Les associations s’indignent
Roms : les expulsions se multiplient
Deux nouvelles expulsions ont eu lieu à Lyon. Vendredi, 80 personnes ont été mises à la rue dans le 9ème arrondissement, lundi, 4 adultes et 6 enfants ont été chassés d’un squat à Villeurbanne. Les associations dénoncent une « situation insoutenable et intolérable ».

Après les squats de la rue Montesquieu (Lyon 7ème, 60 personnes), Saint-Priest (120), rue Marietton (Ecully, 100), l’expulsion d’un immeuble au 10bis rue Saint-Simon à Vaise (Lyon 9ème) a particulièrement ému les associations. 80 personnes s’étaient installées depuis un an dans ce bâtiment, dans des conditions de relative salubrité, disposant d’un accès à l’électricité et l’eau courante.
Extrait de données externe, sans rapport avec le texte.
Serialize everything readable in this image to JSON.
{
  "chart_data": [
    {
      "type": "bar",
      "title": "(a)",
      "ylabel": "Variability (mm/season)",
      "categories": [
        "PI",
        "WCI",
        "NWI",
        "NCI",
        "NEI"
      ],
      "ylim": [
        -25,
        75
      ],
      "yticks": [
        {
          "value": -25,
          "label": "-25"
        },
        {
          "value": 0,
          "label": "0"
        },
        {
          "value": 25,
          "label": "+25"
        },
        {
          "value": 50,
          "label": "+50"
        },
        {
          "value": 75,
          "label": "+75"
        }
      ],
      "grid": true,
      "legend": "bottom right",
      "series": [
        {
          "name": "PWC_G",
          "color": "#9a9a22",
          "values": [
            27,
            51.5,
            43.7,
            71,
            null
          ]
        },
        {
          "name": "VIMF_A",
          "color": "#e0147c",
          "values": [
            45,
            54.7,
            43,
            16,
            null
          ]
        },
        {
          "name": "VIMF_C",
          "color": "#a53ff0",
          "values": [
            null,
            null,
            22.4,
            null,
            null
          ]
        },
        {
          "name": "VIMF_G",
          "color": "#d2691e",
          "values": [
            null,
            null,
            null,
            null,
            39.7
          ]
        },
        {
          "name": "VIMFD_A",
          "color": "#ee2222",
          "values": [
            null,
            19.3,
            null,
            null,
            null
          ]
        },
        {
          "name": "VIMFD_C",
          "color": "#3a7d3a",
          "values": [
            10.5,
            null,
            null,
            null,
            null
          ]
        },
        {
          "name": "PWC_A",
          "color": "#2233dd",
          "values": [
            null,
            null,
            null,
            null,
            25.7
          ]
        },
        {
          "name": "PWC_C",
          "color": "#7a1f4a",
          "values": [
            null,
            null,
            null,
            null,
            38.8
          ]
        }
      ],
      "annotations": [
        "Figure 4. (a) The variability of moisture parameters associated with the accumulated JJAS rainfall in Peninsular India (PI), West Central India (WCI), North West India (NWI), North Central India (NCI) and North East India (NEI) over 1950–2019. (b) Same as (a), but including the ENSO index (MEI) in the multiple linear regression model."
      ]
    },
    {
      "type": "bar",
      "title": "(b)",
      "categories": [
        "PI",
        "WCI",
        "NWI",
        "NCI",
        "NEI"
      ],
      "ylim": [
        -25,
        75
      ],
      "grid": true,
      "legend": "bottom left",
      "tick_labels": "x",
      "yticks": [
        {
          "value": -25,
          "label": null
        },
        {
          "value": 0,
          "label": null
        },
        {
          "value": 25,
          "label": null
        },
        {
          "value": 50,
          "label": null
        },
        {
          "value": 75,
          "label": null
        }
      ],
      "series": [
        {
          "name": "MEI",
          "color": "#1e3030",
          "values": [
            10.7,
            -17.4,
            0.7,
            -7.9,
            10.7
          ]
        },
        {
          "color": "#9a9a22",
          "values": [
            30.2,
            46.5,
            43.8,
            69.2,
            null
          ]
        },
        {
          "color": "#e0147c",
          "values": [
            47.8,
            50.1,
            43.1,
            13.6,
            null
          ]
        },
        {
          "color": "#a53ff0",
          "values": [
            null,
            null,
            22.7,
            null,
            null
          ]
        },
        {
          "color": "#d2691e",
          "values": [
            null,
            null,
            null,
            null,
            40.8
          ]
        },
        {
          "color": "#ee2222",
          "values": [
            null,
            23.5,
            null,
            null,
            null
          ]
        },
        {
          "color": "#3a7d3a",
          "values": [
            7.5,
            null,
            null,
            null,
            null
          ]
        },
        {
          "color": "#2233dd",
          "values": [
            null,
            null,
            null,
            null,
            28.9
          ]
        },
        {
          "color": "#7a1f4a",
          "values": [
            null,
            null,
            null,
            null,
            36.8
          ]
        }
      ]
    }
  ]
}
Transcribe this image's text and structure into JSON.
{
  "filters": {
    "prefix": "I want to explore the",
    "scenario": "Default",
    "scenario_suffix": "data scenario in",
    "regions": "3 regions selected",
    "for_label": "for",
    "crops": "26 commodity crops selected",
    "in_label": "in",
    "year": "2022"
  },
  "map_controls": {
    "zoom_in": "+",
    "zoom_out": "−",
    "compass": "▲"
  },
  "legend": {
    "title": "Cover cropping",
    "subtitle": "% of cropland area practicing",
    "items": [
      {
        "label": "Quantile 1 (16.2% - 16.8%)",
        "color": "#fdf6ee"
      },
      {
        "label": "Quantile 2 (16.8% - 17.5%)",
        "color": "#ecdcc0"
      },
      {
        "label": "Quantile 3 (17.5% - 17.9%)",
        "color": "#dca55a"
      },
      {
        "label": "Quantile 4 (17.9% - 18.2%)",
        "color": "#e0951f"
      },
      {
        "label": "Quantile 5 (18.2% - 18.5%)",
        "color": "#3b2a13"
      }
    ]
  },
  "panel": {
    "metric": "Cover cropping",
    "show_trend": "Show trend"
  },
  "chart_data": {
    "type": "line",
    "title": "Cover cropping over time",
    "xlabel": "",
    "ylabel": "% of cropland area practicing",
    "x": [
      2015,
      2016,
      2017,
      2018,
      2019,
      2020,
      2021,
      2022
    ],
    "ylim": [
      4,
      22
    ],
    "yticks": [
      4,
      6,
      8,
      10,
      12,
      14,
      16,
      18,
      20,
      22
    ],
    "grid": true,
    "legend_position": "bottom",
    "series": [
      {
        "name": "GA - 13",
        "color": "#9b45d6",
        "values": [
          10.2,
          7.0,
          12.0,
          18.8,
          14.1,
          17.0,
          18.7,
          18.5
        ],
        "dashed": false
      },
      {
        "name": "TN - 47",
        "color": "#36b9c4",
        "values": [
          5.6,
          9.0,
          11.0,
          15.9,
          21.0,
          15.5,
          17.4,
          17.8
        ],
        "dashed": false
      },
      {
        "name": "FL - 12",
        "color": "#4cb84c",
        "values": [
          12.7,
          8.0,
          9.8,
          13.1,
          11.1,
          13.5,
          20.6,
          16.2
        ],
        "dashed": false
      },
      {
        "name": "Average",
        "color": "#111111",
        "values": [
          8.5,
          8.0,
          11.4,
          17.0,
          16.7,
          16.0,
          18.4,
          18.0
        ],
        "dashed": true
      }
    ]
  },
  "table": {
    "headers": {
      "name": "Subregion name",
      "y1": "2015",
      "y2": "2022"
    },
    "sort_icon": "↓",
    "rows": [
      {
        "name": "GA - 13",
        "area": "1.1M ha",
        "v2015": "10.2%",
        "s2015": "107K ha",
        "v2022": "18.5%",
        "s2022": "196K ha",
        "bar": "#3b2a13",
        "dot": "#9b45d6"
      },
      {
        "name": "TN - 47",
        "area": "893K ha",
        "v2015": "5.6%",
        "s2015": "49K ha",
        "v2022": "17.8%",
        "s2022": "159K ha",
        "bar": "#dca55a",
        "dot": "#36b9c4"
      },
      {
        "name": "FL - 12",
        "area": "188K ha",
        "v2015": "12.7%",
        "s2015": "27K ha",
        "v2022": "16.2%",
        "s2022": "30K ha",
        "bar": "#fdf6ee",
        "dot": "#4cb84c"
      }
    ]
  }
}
« Il y avait un commando de CRS en tenue de combat : boucliers, casques, cagoules ne laissant apparaître que les yeux. Je croyais être dans un film (...). A côté de moi, des femmes, des enfants, des bébés, des personnes âgées qui étaient en danger, ne pouvant sortir, ne sachant comment la situation allait tourner », relate Gilberte Renard de l’association Classes, qui a assisté à l’expulsion de l’immeuble.

Le Front de gauche, lui, dénonce dans un communiqué une « politique indigne d’un gouvernement de gauche » et appelle à la mise en place « de vrais parcours de solidarité permettant l’accès aux droits fondamentaux des populations Roms et leur intégration réelles ici en France ».

Nous crions AU SECOURS ! qui entendra ?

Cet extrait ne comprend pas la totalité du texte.